TDoS-as-a-service ads pop up on publicly accessible forums
In the past, aspiring cybercriminals with no coding knowledge had to find a way into invite-only underground forums or had to spend hours in chat rooms to gain the trust of potential “colleagues” in order to acquire the tools they needed to have to start their life of cybercrime.
But, times have changed, says Webroot’s Dancho Danchev, and providers of malicious tools and services have obviously been forced to start offering their wares on publicly accessible forums in order to attract new customers.
The offers are various, and among them can also be found providers of so-called Telecommunications Denial of Service (TDoS) attacks.
These type of attacks are often mounted when cyber crooks syphon money out bank accounts via fraudulent transactions. If noticed by the bank or the client, they can be easily blocked or reversed before the money mules manage to extract the stolen money.
To prevent the customer contacting the bank by phone and vice versa, the criminals either mount the TDoS attacks themselves or retain the services of those who specialize in it.
But, there are also other potential buyers of such services – ones that these out-in-the-open ads target specifically, I suspect – otherwise legitimate companies that want to disrupt their rivals’ ability to do business by blocking their land and mobile lines.

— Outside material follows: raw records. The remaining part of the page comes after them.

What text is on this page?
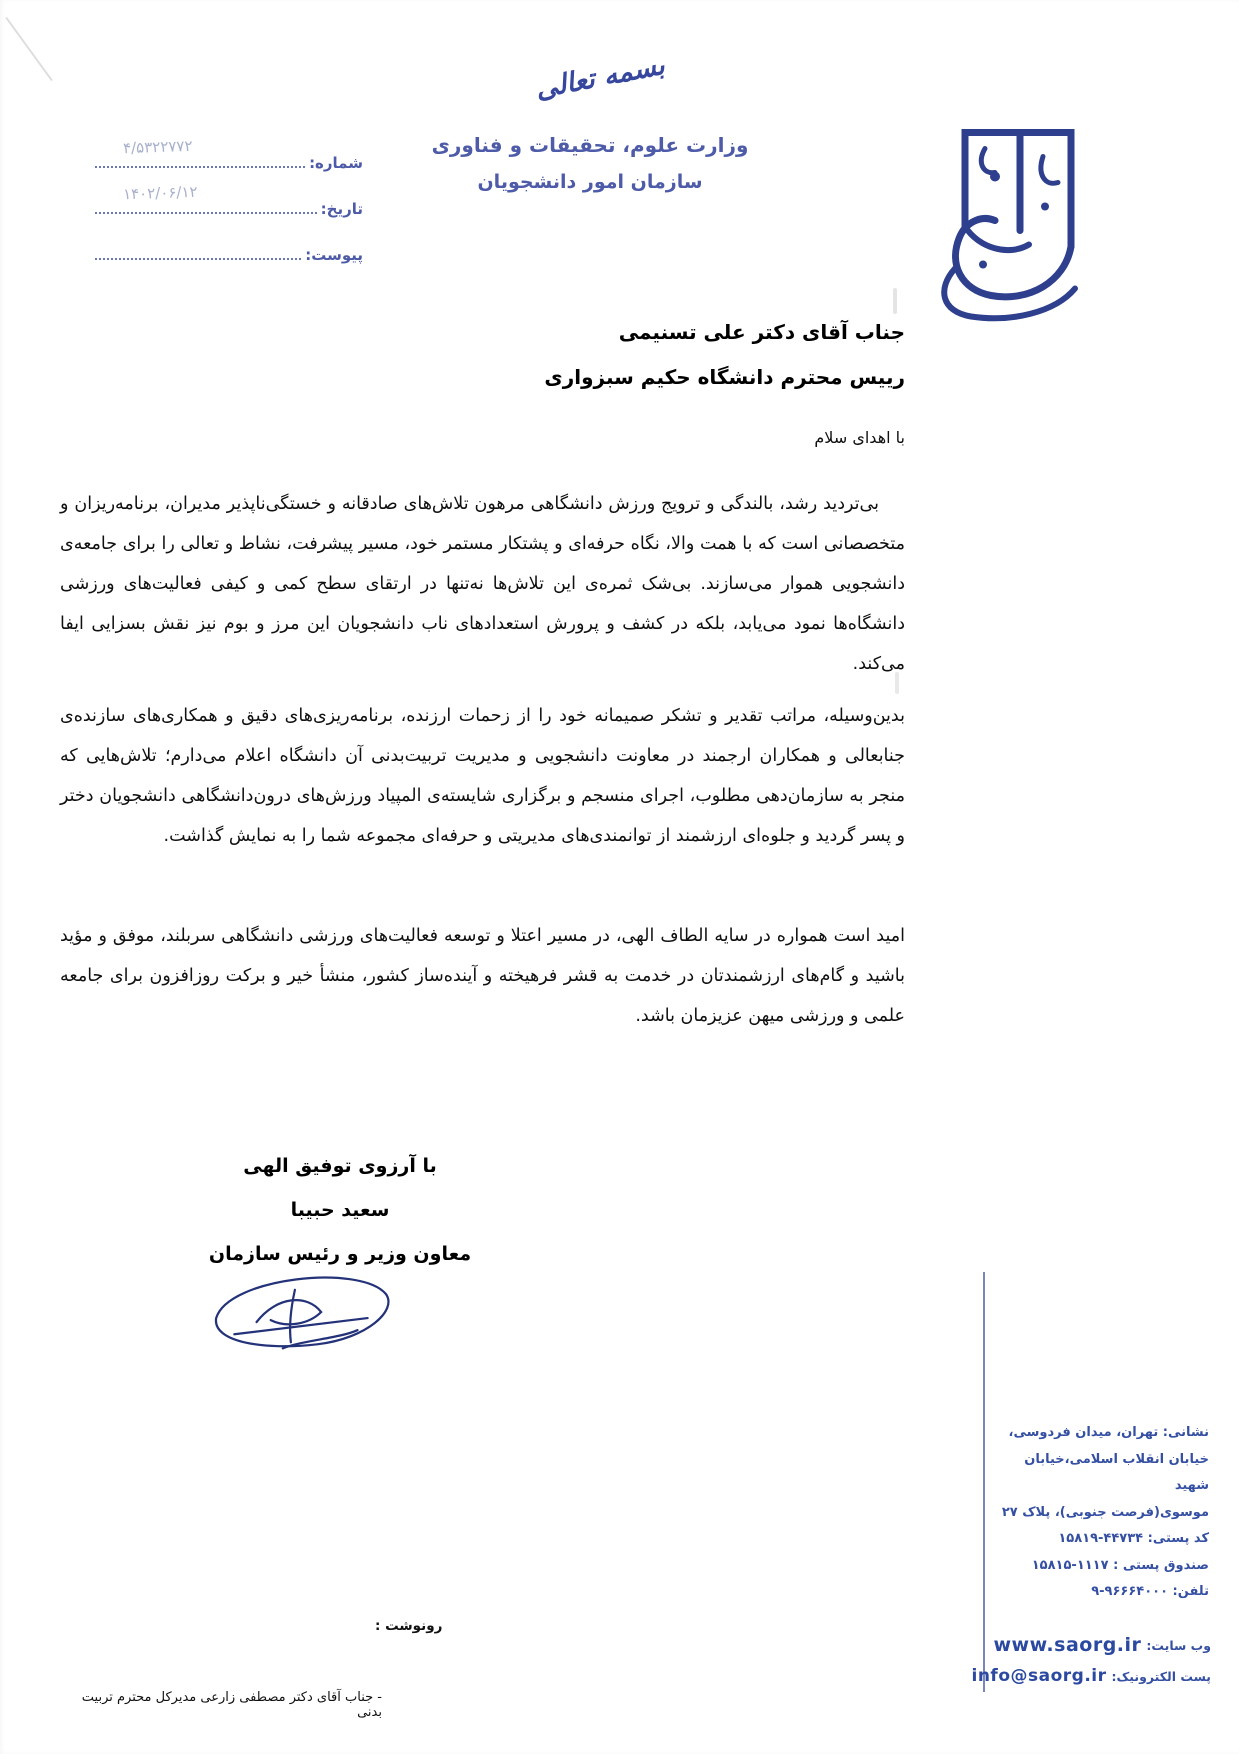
بسمه تعالی
وزارت علوم، تحقیقات و فناوری
سازمان امور دانشجویان
شماره:
۴/۵۳۲۲۷۷۲
تاریخ:
۱۴۰۲/۰۶/۱۲
پیوست:
جناب آقای دکتر علی تسنیمی
رییس محترم دانشگاه حکیم سبزواری
با اهدای سلام
بی‌تردید رشد، بالندگی و ترویج ورزش دانشگاهی مرهون تلاش‌های صادقانه و خستگی‌ناپذیر مدیران، برنامه‌ریزان و متخصصانی است که با همت والا، نگاه حرفه‌ای و پشتکار مستمر خود، مسیر پیشرفت، نشاط و تعالی را برای جامعه‌ی دانشجویی هموار می‌سازند. بی‌شک ثمره‌ی این تلاش‌ها نه‌تنها در ارتقای سطح کمی و کیفی فعالیت‌های ورزشی دانشگاه‌ها نمود می‌یابد، بلکه در کشف و پرورش استعدادهای ناب دانشجویان این مرز و بوم نیز نقش بسزایی ایفا می‌کند.
بدین‌وسیله، مراتب تقدیر و تشکر صمیمانه خود را از زحمات ارزنده، برنامه‌ریزی‌های دقیق و همکاری‌های سازنده‌ی جنابعالی و همکاران ارجمند در معاونت دانشجویی و مدیریت تربیت‌بدنی آن دانشگاه اعلام می‌دارم؛ تلاش‌هایی که منجر به سازمان‌دهی مطلوب، اجرای منسجم و برگزاری شایسته‌ی المپیاد ورزش‌های درون‌دانشگاهی دانشجویان دختر و پسر گردید و جلوه‌ای ارزشمند از توانمندی‌های مدیریتی و حرفه‌ای مجموعه شما را به نمایش گذاشت.
امید است همواره در سایه الطاف الهی، در مسیر اعتلا و توسعه فعالیت‌های ورزشی دانشگاهی سربلند، موفق و مؤید باشید و گام‌های ارزشمندتان در خدمت به قشر فرهیخته و آینده‌ساز کشور، منشأ خیر و برکت روزافزون برای جامعه علمی و ورزشی میهن عزیزمان باشد.
با آرزوی توفیق الهی
سعید حبیبا
معاون وزیر و رئیس سازمان
نشانی: تهران، میدان فردوسی،
خیابان انقلاب اسلامی،خیابان شهید
موسوی(فرصت جنوبی)، پلاک ۲۷
کد پستی: ۴۴۷۳۴-۱۵۸۱۹
صندوق پستی : ۱۱۱۷-۱۵۸۱۵
تلفن: ۹۶۶۶۴۰۰۰-۹
وب سایت:
www.saorg.ir
پست الکترونیک:
info@saorg.ir
رونوشت :
- جناب آقای دکتر مصطفی زارعی مدیرکل محترم تربیت بدنی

And if the prices cited by the service discovered by Danchev are anything to go by, TDoSsing someone does not require that much money:
From 1 hour to 1 day – 3 USD per hour 1 number
From 1 day to 1 week – 40 USD per night 1 number
From 1 week to 2 weeks – 30 USD per night 1 number
From 2 weeks to 1 month – 25 USD per night 1 number
1 month – the price is negotiated individually
The service’s customers are offered a “test flood” for free to see how efficient it is, and can even pay in installments. The calls are made from a variety of numbers that don’t start with the same digits, so that the target can’t simply blacklist a specific range of numbers. Those that get blacklisted get replaced by new ones (“Phone of the victim will still be busy,” they claim).